In dieser schweren Zeit fand Manfred Halt bei seinen engsten Freunden. Sein bester Schulfreund Georg Hertzmann war aus Polen und wie Manfred aus einem jüdischen Elternhaus. Georg war eng mit dem Aristokratensohn Werner von Biel befreundet, und auch die Schwestern der beiden standen sich bald sehr nahe. Manfred beschreibt Jutta von Biel und ihre Freundin als außergewöhnlich hübsche Frauen, nach denen sich jeder auf der Straße umdrehte. Werner von Biel, der als jüngstes von sieben Kindern in Schloss Zierrow an der Ostsee aufwachsen war, war das klassische schwarze Schaf der Aristokratenfamilie. Zu dem Zeitpunkt, als er Manfred Alexander kennenlernte, arbeitete der Mittzwanziger in Berlin als Kaufmann für das Flugzeugwerk Heinkel, das Kampfflugzeuge für die Wehrmacht baute.

Inmitten des sich radikalisierenden Nazideutschlands bildeten die Freunde eine seltene Allianz, die von Toleranz und gegenseitigem Respekt bestimmt war. Sie halfen sich bei den alltäglichen Problemen, spielten Fußball, sprachen über Philosophie, Religion, Ethik und natürlich über Mädchen.

Ende Oktober 1938 jedoch wurde die Gruppe abrupt auseinandergerissen. Mit der sogenannten Polenaktion wurden 17 000 Jüdinnen und Juden polnischer Staatsangehörigkeit gewaltsam aus dem Deutschen Reich nach Polen abgeschoben. Auch Georg Hertzmann und seine Familie waren unter ihnen. Der 18-jährige Manfred meldete sich freiwillig bei der Jüdischen Gemeinde, um zu helfen, die am Bahnhof zusammengetriebenen Menschen mit Lebensmitteln für die Reise zu versorgen.

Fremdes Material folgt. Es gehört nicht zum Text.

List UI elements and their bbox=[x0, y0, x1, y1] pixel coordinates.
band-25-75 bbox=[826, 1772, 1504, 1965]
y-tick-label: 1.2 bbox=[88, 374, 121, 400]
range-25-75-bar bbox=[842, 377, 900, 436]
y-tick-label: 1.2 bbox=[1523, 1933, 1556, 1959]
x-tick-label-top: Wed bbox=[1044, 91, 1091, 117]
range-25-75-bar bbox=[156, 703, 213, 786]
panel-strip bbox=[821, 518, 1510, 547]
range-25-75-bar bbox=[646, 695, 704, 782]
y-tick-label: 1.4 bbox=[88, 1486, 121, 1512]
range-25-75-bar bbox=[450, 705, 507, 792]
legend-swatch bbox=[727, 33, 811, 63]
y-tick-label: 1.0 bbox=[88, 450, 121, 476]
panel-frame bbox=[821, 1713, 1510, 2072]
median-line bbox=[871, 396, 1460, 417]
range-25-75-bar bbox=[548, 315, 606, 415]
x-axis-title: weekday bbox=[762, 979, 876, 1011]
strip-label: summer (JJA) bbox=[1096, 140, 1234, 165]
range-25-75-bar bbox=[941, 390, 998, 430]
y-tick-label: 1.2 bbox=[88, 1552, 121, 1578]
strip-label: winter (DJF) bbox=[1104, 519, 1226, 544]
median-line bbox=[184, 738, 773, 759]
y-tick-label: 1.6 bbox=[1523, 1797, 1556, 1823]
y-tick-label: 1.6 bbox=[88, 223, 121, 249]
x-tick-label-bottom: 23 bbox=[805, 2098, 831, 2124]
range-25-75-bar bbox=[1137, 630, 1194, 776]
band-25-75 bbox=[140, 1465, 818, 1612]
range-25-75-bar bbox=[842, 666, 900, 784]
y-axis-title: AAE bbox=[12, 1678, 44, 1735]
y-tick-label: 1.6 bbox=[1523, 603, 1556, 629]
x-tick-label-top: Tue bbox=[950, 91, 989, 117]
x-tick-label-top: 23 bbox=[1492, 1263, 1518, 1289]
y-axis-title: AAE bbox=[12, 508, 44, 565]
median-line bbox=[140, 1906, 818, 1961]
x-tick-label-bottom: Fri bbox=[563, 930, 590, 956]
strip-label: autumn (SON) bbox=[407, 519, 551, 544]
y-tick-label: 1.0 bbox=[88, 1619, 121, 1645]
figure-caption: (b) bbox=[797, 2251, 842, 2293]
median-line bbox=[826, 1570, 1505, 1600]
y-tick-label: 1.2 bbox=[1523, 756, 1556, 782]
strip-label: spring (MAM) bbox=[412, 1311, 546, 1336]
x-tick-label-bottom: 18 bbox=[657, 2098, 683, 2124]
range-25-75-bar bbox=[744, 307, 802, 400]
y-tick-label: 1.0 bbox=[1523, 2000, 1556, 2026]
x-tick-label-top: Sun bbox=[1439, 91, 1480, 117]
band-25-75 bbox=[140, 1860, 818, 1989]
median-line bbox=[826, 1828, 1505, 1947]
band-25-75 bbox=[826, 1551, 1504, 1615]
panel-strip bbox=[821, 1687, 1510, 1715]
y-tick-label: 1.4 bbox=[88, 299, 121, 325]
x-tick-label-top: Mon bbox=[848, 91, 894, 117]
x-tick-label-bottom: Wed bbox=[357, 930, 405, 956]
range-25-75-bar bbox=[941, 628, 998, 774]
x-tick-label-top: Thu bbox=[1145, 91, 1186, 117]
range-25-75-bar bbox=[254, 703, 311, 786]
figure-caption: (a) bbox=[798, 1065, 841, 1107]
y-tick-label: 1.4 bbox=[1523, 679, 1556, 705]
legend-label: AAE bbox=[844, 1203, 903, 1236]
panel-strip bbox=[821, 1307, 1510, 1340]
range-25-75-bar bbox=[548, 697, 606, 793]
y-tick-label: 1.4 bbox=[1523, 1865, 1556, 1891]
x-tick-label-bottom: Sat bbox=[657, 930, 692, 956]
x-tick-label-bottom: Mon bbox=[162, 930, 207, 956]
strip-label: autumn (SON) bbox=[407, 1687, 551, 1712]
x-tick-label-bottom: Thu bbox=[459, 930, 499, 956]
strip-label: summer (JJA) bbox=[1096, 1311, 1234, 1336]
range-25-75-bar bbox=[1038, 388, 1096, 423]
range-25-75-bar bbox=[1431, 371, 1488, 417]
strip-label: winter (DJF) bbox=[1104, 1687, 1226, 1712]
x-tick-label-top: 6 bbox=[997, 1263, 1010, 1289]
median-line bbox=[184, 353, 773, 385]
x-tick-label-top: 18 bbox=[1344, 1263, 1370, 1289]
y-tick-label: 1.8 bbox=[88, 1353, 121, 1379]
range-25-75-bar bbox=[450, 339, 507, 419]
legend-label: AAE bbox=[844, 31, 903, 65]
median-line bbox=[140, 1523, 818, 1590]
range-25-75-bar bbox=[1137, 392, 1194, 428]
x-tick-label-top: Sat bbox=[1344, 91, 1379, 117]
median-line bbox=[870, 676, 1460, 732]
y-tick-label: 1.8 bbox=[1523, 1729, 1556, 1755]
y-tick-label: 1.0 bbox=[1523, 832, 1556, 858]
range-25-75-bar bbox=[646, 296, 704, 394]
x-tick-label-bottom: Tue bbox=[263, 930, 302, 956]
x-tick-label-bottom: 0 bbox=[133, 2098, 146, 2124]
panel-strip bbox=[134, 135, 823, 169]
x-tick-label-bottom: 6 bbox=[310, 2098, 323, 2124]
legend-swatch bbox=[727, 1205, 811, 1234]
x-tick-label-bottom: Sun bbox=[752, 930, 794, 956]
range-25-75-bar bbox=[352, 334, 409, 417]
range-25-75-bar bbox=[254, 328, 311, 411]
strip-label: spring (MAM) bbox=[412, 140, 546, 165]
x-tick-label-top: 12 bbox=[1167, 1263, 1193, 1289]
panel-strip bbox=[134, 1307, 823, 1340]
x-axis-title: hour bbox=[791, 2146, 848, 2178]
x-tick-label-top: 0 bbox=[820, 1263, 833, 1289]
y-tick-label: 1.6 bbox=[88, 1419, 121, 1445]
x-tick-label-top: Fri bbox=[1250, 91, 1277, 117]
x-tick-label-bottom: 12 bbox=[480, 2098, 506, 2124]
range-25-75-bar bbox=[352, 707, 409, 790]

Auch die Eltern des 17-jährigen polnischen Juden Herschel Grynszpan, der in Paris lebte, waren unter den Betroffenen. Aus Rache für die Leiden seiner Eltern schoss der Junge in der Deutschen Botschaft in Paris auf den Legationssekretär der NSDAP Ernst Eduard von Rath. Die NS-Führung nutzte das Attentat und organisierte am 9. November 1938 im gesamten Reichsgebiet bis dahin beispiellose Ausschreitungen und Übergriffe auf Jüdinnen und Juden. Manfred, der an diesem Abend gerade auf dem Heimweg war, sah, dass bereits alle Geschäfte, die zerstört werden sollten, bereits mit dem Wort »Jude« markiert worden waren. Als er in der Fasanenstraße aus dem Bus stieg, sah er, wie SA-Männer auf der gegenüberliegenden Straßenseite die Synagoge, wo er fünf Jahre zuvor seine Bar Mizwa gefeiert hatte, in Flammen setzten. Sie rollten Benzinfässer hinein und warfen dann Handgranaten hinterher. Ein Augenzeuge dieser Nacht berichtet über die Gewalttaten in Charlottenburg: »Mit Knüppeln und langen Stangen, johlend und lachend, brachen sie auf dem Kurfürstendamm, in seinen Nebenstraßen und in der Tauentzienstraße in die Geschäfte, Büros und Wohnungen der jüdischen Einwohner ein. Wie aus dem Boden gewachsen tauchten plötzlich Hunderte von jungen Burschen auf, die an ihrer SA-Herkunft nur durch die Schaftstiefel zu erkennen waren, verteilten sich nach einem festgelegten Plan auf beiden Seiten des Kurfürstendammes und zertrümmerten die großen Schaufenster der jüdischen Geschäfte. Andere Trupps zogen nach der Fasanenstraße und beginnen das schändlichste Werk der an Verbrechen reichen Nacht: Sie drangen in das Gotteshaus, in die Synagoge ein und setzten sie in Brand. Hoch loderten die Flammen als, von empörten Passanten alarmiert, die Feuerwehr eintraf. Und dann geschah das Unfassbare, das alles bisher Dagewesene in den Schatten stellt: Die Feuerwehr durfte nicht löschen, die Polizei durfte nicht den Mob verjagen! Hilflos standen die Löschmannschaften vor der brennenden Synagoge: Die SA-Männer hinderten sie am Auslegen der Schläuche, und die Polizei drehte dem schamlosen Schauspiel den Rücken.« (Karl Ernst Rimbach, 250 Jahre Charlottenburg, Berlin 1955, S. 41) Auch Freunde von Manfreds Eltern wurden in dieser Nacht verhaftet und in Sachsenhausen interniert. Seinen Eltern geschah nichts.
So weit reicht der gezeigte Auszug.